This E-log also reflects my patient centered online learning portfolio.
I have been given this case to solve in an attempt to understand the topic of " Patient clinical data analysis" to develop my competancy in reading and comprehending clinical data including history, clinical finding, investigations and come up with a diagnosis and treatment plan.
LONG CASE
A 46 year old male patient came to casuality with chief complaints of :
-burning micturition since 10days
-vomiting since 2days (3-4 episodes)
-giddiness and drowsiness since 1day.
History of presenting illness:
Patient was apparently asymptomatic 10 days back then he developed burning micturition, it was not associated with fever or decrease in urine output. There is no increase in urgency or frequency of micturition.
He also complained of vomiting since 2 days. The vomitus is non- projectile,non bilious,non foul smelling(3-4 episodes),containing food particles.

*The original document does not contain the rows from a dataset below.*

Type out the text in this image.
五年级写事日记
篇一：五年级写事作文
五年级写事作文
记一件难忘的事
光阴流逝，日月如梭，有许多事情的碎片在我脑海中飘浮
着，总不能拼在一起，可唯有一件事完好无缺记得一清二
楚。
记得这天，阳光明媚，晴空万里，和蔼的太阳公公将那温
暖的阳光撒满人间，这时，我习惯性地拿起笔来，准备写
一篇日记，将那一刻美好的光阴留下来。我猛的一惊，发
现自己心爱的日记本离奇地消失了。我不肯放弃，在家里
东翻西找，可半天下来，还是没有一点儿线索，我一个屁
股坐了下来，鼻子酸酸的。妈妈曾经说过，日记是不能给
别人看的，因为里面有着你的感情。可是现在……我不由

later he complained of giddiness and drowsiness for which he was brought to our hospital and his GRBS was recorded high value for which he was given NPH 10U and HAI 10U.
No history of fever/cough/cold
No significant history of UTIs
Past history:
10years back patient complained of polyuria for which he was diagnosed with Type 2 Diabetes Mellitus, he was started on oral hypoglycemic agents(OHA) 10years back
3years back OHAs were converted into Insulin
3years back he underwent cataract surgery
1year back he had injury to his right leg, which gradually progressed to non healing ulcer extending upto below knee and ended with undergoing below knee amputation due to developement of wet gangrene.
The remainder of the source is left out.